Re-organize the firm around how clients want to buy, not how Wipro’s become structured over years of fiefdoms: Far too many clients complain that working with Wipro on solution architecture is challenging – each solution area often requires different policies, procedures, pricing etc. Wipro has lost many deals because its rigid structure often impedes its ability to take a portfolio approach to address clients’ needs. While there has been some progress made to structure relationships around business outcomes, for example in business process services and digital, the firm needs to re-think how it goes to market and services its clients if it wants to hit back hard on the Infys, HCLs, Cogs and TCSes of this world.
Bottom Line: Abid’s Impromptu departure belies a degree of chaos at Wipro – and his replacement will have their work cut out for them.
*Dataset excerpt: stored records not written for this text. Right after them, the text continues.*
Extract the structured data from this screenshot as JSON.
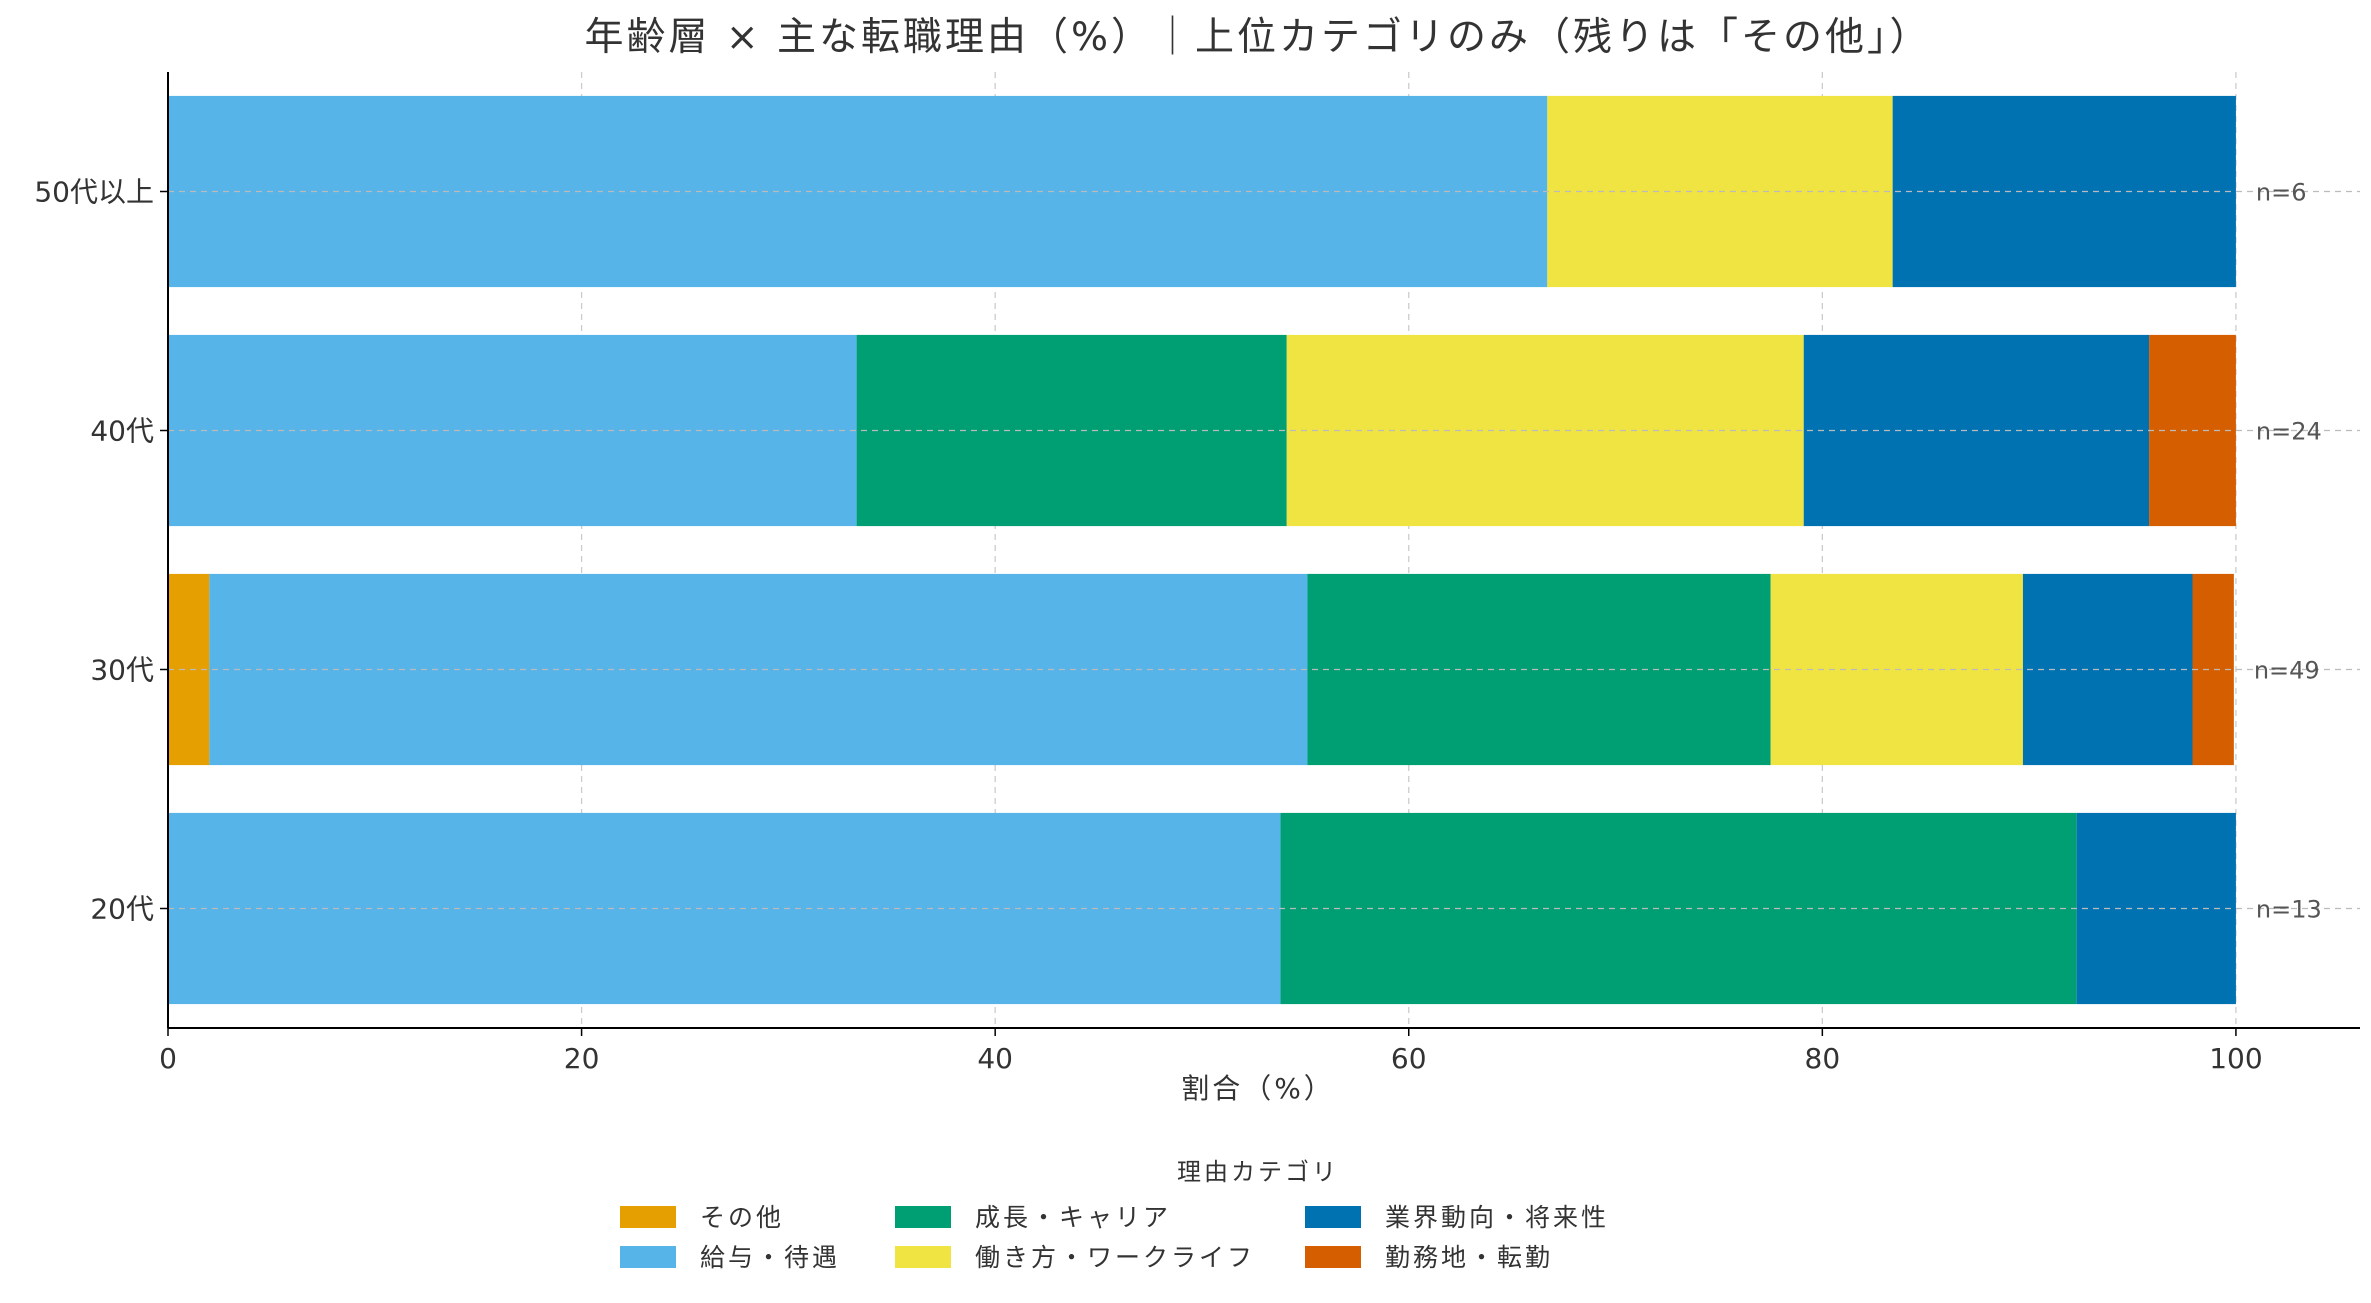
{
  "chart_data": {
    "type": "bar",
    "orientation": "horizontal",
    "stacked": true,
    "title": "年齢層 × 主な転職理由（%）｜上位カテゴリのみ（残りは「その他」）",
    "xlabel": "割合（%）",
    "ylabel": "",
    "xlim": [
      0,
      106
    ],
    "xticks": [
      "0",
      "20",
      "40",
      "60",
      "80",
      "100"
    ],
    "categories": [
      "20代",
      "30代",
      "40代",
      "50代以上"
    ],
    "series": [
      {
        "name": "その他",
        "color": "#E69F00",
        "values": [
          0,
          2.0,
          0,
          0
        ]
      },
      {
        "name": "給与・待遇",
        "color": "#56B4E9",
        "values": [
          53.8,
          53.1,
          33.3,
          66.7
        ]
      },
      {
        "name": "成長・キャリア",
        "color": "#009E73",
        "values": [
          38.5,
          22.4,
          20.8,
          0
        ]
      },
      {
        "name": "働き方・ワークライフ",
        "color": "#F0E442",
        "values": [
          0,
          12.2,
          25.0,
          16.7
        ]
      },
      {
        "name": "業界動向・将来性",
        "color": "#0072B2",
        "values": [
          7.7,
          8.2,
          16.7,
          16.6
        ]
      },
      {
        "name": "勤務地・転勤",
        "color": "#D55E00",
        "values": [
          0,
          2.0,
          4.2,
          0
        ]
      }
    ],
    "annotations": [
      "n=13",
      "n=49",
      "n=24",
      "n=6"
    ],
    "legend": {
      "title": "理由カテゴリ",
      "placement": "bottom-center",
      "columns": 4
    },
    "grid": true
  }
}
Ultimately, Abid’s rapid departure tells the market one thing – chaos is brewing at Wipro. Radio-silence from the firm about the departure, and the fact many employees found out when the business media picked up the story is doing little to settle nerves in the market that Wipro is in utter disarray. The board must rapidly find a replacement to calm nerves, and one that will bring much needed fresh perspective to a firm that for the last few years has grappled with a modernizing CEO taking on the mammoth task of turning the fortunes of a traditional IT Services leviathan. Whether they opt for an internal or external candidate is not nearly as important as ensuring the next candidate has the juice to fire low performers and bring in staff to work tirelessly to restore Wipro’s former glories.